Student play enlivens the mundane
September 27th, 2007
By Doug Trumm
“The Pinter Project” is a collection of nine sketches written by Harold Pinter in the 50s, 60s and 70s.
Theater prof and director Adam Houghton selected the nine sketches from the 15 that Pinter has published.
“Other theaters have done different revues with different combinations of sketches,” he said.
One sketch takes place in an office, another on a street where people are hailing cabs and one happens in a café, just to name a few.
Two days before opening night, Houghton, though confident, fretted over every aspect of his play.
“We should keep the mop buckets offstage until we need them later in the play,” Houghton said just moments before dress rehearsal.
Notepad in hand, he sat back to watch the show in the empty Colman Black Box Theater.
Seating surrounded the stage on all sides, which was unadorned save for a few simple props.
“It’s minimally costumed and furnished to provide an opportunity to showcase the acting,” Houghton said of the set choice.
The play lasted less than an hour in rehearsal.
After the rehearsal, Houghton instructed junior actor Dano Colon on techniques to prevent him from putting his hat on backwards in the dark, critiqued the actors’ pronunciation of certain words in British dialect and obsessed over distracting noises during the performance.
To reduce offstage noise, he advised the crew to switch to nonverbal lighting cues and implored his actors to tread lightly backstage.
After all these suggestions for improvement, Houghton assured his somewhat uneasy cast that they were ready to deliver an excellent show on Thursday.
The cast has been hard at work for the past month.
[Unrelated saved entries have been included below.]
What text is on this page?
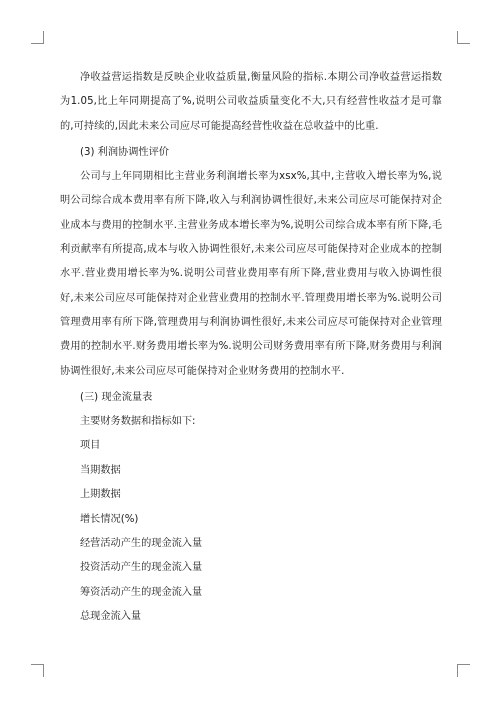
净收益营运指数是反映企业收益质量,衡量风险的指标.本期公司净收益营运指数为1.05,比上年同期提高了%,说明公司收益质量变化不大,只有经营性收益才是可靠的,可持续的,因此未来公司应尽可能提高经营性收益在总收益中的比重.

(3) 利润协调性评价

公司与上年同期相比主营业务利润增长率为xsx%,其中,主营收入增长率为%,说明公司综合成本费用率有所下降,收入与利润协调性很好,未来公司应尽可能保持对企业成本与费用的控制水平.主营业务成本增长率为%,说明公司综合成本率有所下降,毛利贡献率有所提高,成本与收入协调性很好,未来公司应尽可能保持对企业成本的控制水平.营业费用增长率为%.说明公司营业费用率有所下降,营业费用与收入协调性很好,未来公司应尽可能保持对企业营业费用的控制水平.管理费用增长率为%.说明公司管理费用率有所下降,管理费用与利润协调性很好,未来公司应尽可能保持对企业管理费用的控制水平.财务费用增长率为%.说明公司财务费用率有所下降,财务费用与利润协调性很好,未来公司应尽可能保持对企业财务费用的控制水平.

(三) 现金流量表

主要财务数据和指标如下:

项目
当期数据
上期数据
增长情况(%)
经营活动产生的现金流入量
投资活动产生的现金流入量
筹资活动产生的现金流入量
总现金流入量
In addition to all their rehearsing, the cast has worked specifically on perfecting their dialects for at least 15 minutes each day. Some of the actors had used a British accent before, but none had previously attempted such an authentic dialect. At the practice, sophomore actor Jaselyn Taubel even maintained her accent in casual conversation.
The accents should add to the dialogue that sophomore actor Emily Borka considers very authentic and immersing.
“The dialogue imitates real-life conversations very well,” she said.
The dialogue takes places within ordinary circumstances.
“The play shows that the mundane aspects of life have some of the most tragic and comical moments,” Houghton said.
Houghton said that the play explores the inflexibility of memory and how two people often remember the same event very differently. The sketches seem to start in the middle of the action and end without definite resolution.
“I hope our audience can appreciate the play’s raw emotional power despite no running plot line,” Colon said.
Senior actor Jake Swenson saw a similar challenge for the play.
“The audience has to believe in nine different stories,” he said.
Performing nine sketches rather than one continuous story line has its advantages too.
“It’s not a comedy or a tragedy,” said senior actor Shari Gubash. “It’s both.”